In materia di equo compenso, “chi stabilisce il limite della decenza?”. È la provocatoria domanda posta dal Consiglio Nazionale degli Ingegneri, alla luce di ciò che sta succedendo nell’ambito della consultazione pubblica del Ministero delle Infrastrutture e dei Trasporti in tema di Codice dei Contratti. Scopriamo di più.
Al pari di altri enti istituzionali, alla consultazione partecipa anche il Consiglio Nazionale degli Ingegneri, in qualità di ente pubblico che rappresenta 250 mila ingegneri tra liberi professionisti, dipendenti pubblici e di società private. Il CNI è un interlocutore autorevole, dal momento che i propri iscritti applicano quotidianamente la norma in oggetto.
A questo proposito, il CNI, purtroppo, deve constatare come in questi ultimi giorni si registrino prese di posizione da parte di stakeholder privati che si esprimono su temi di interesse delle professioni, spesso anteponendo interessi di parte alla lineare interpretazioni delle norme. Come di consueto, uno dei temi più dibattuto è quello dell'Equo compenso. Taluni, ad esempio, asseriscono che negli appalti pubblici non si dovrebbe applicare la norma sull'Equo compenso, non si capisce in ragione di quale articolo di legge, al solo evidente fine di garantire risparmi ai propri associati a spese dei professionisti tecnici. Altri ritengono che l'Equo compenso vada applicato non direttamente ma per il tramite di clausole secondarie, che limitano i ribassi. Anche qui in dispregio della chiarezza normativa, confermata dalla recente giurisprudenza (TAR del Veneto e del Lazio).
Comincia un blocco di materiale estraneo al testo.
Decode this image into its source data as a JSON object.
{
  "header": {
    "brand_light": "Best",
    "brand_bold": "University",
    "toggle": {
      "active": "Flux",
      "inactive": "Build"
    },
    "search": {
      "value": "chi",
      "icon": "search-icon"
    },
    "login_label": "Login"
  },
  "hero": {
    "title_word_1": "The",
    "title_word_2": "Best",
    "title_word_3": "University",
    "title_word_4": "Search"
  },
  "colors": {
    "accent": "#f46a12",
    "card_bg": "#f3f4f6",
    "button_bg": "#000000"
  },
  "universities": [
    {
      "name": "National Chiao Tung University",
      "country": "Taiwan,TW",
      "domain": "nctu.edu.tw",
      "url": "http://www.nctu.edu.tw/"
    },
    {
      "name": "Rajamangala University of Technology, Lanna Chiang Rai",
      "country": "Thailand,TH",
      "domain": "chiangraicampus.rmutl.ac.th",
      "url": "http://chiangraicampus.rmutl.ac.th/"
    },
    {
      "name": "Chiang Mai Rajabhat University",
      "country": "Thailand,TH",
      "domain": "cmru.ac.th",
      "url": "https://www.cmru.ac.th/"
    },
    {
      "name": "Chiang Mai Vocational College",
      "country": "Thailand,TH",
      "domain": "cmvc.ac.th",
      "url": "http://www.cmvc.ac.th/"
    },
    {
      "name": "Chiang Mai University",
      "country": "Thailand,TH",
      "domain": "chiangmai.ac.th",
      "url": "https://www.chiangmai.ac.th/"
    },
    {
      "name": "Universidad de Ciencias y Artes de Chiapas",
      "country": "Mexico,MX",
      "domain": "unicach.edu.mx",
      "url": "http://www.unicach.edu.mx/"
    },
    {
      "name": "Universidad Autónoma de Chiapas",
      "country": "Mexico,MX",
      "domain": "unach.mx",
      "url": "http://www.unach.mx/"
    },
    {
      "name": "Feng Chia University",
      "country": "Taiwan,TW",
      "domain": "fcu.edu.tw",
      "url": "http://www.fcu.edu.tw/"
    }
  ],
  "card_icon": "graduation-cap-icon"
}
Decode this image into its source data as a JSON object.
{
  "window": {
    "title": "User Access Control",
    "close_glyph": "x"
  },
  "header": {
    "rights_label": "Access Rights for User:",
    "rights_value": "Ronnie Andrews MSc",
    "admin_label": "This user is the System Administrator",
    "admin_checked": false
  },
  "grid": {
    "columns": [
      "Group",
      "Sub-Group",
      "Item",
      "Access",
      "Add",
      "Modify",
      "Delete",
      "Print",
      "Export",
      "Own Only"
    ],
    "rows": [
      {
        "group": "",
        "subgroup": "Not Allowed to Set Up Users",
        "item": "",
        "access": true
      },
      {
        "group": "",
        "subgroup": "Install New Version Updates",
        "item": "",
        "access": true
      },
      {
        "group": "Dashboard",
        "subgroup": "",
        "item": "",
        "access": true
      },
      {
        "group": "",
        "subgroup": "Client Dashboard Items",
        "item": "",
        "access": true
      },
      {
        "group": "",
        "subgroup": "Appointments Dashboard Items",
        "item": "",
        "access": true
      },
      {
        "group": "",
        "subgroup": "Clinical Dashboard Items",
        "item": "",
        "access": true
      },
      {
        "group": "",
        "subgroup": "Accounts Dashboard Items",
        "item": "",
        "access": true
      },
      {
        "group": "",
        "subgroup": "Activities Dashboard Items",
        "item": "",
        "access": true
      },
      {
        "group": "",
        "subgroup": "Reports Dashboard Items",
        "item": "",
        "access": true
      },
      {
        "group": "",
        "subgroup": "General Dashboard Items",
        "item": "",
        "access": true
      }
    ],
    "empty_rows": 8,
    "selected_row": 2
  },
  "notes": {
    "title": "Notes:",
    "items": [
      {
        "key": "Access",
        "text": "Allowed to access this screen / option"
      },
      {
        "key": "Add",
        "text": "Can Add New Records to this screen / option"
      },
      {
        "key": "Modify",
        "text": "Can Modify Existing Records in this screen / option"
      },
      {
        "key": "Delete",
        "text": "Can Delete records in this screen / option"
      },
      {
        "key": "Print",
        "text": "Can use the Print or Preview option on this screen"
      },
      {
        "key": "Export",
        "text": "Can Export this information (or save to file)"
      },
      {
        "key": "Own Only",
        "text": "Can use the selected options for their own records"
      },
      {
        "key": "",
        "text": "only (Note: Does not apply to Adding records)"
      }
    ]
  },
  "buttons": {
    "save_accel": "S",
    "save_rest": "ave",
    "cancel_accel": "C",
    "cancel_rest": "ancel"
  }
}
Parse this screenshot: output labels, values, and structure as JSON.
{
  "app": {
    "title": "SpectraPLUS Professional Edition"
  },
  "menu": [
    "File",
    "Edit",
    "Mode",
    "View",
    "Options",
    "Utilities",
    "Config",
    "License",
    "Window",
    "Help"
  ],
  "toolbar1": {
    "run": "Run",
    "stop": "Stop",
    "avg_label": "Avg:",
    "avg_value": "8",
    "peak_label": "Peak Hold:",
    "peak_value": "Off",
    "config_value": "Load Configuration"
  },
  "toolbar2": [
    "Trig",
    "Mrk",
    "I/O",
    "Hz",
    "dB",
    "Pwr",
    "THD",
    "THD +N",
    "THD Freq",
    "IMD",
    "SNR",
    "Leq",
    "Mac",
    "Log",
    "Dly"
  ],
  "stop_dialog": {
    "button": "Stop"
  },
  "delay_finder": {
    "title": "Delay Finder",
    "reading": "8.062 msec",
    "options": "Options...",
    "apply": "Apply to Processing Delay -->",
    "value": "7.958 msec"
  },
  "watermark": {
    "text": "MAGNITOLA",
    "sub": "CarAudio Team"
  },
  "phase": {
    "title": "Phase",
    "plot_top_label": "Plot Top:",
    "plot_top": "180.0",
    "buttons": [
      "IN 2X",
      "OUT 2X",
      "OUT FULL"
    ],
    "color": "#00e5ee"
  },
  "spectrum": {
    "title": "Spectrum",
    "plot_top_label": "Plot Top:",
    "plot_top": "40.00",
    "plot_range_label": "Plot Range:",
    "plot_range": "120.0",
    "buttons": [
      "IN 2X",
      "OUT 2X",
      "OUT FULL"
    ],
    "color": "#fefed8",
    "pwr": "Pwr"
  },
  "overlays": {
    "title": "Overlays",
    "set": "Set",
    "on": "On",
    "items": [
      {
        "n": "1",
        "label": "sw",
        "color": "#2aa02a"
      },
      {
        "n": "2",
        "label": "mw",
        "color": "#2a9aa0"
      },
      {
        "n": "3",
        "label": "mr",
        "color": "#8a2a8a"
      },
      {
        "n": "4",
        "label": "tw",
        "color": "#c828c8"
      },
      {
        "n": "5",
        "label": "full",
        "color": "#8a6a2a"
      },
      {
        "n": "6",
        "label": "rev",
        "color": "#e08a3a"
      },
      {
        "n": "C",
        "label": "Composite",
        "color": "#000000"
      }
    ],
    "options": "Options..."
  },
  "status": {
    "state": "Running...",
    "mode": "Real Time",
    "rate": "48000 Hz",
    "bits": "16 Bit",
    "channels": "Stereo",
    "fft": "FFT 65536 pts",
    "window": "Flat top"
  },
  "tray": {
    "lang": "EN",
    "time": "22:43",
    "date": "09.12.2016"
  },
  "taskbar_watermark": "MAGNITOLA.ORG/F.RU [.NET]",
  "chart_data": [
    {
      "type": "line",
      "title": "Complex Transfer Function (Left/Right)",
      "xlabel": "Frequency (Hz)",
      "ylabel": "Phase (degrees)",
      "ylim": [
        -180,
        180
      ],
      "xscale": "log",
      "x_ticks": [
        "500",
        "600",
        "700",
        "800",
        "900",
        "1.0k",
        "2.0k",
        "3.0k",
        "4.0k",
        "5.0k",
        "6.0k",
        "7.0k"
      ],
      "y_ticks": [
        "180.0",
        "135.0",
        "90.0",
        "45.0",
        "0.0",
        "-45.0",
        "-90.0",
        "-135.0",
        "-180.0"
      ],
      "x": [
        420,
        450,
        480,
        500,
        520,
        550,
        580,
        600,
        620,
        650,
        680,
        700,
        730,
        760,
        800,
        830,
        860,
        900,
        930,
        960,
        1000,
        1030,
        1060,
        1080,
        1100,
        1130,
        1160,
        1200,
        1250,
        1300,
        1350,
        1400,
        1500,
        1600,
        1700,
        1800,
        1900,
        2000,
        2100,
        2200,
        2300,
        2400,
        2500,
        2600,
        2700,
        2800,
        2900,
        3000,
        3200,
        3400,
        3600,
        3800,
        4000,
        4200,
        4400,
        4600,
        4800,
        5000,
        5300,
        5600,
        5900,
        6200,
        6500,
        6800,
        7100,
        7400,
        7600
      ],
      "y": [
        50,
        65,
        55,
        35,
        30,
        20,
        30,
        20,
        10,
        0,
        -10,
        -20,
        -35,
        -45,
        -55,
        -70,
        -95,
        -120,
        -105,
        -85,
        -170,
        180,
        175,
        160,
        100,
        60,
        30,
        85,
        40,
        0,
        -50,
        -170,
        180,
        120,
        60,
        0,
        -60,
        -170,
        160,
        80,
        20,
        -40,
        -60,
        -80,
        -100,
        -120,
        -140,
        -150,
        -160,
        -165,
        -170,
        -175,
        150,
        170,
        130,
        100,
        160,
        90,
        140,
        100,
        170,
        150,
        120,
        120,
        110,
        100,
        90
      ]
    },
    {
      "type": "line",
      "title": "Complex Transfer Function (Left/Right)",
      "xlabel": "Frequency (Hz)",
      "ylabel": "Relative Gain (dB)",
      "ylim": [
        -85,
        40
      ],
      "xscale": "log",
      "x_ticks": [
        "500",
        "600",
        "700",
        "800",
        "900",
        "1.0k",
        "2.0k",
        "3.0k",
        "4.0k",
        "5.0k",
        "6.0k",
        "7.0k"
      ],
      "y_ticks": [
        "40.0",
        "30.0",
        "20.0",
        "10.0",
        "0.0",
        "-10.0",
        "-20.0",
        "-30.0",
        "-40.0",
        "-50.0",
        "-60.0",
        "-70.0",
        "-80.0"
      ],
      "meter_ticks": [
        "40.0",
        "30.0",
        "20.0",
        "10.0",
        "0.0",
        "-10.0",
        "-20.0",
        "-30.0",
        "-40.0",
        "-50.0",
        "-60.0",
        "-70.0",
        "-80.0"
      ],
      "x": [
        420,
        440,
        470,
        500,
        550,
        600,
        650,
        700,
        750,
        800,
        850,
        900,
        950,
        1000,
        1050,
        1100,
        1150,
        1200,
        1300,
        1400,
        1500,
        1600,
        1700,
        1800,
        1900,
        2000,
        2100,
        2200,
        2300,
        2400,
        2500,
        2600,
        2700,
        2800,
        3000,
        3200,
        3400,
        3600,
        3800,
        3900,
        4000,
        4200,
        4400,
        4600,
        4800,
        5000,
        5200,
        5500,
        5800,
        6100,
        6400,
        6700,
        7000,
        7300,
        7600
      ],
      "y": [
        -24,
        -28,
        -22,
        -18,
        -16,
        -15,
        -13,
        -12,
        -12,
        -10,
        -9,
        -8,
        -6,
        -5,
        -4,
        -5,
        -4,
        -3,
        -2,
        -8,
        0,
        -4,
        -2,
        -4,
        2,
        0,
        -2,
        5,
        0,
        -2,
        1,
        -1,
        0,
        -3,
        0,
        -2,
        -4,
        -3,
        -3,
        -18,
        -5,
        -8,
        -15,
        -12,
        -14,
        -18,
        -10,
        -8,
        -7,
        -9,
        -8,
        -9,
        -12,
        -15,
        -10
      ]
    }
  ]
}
Il limite al ribasso può essere una soluzione?
Non è chiaro come si possa garantire l'Equo compenso introducendo elementi che limitino il ribasso, peraltro utilizzando criteri che già ANAC aveva introdotto nelle linee guida sui SIA (servizi di ingegneria e architettura) e che di fatto non hanno impedito ribassi anche sopra il 70%. Le due sentenze del TAR del Veneto e del Lazio impongono di fatto un limite al ribasso tendente al 20%, ovvero la componente delle spese. Ci si domanda, a questo punto, qual sia per questi stakeholder un ribasso accettabile. Si ritiene congruo un ribasso del 30 o del 40 o del 50%? A chi spetta fissare il limite della decenza?
Senza contare che un ribasso elevato applicato sulle prestazioni professionali, ad esempio del 50%, comporta un modestissimo risparmio globale nella realizzazione dell’opera, calcolabile nell’ordine di qualche punto percentuale. Al contrario, una tale riduzione ha un impatto enorme sul lavoro del professionista, il tutto a scapito della qualità della prestazione.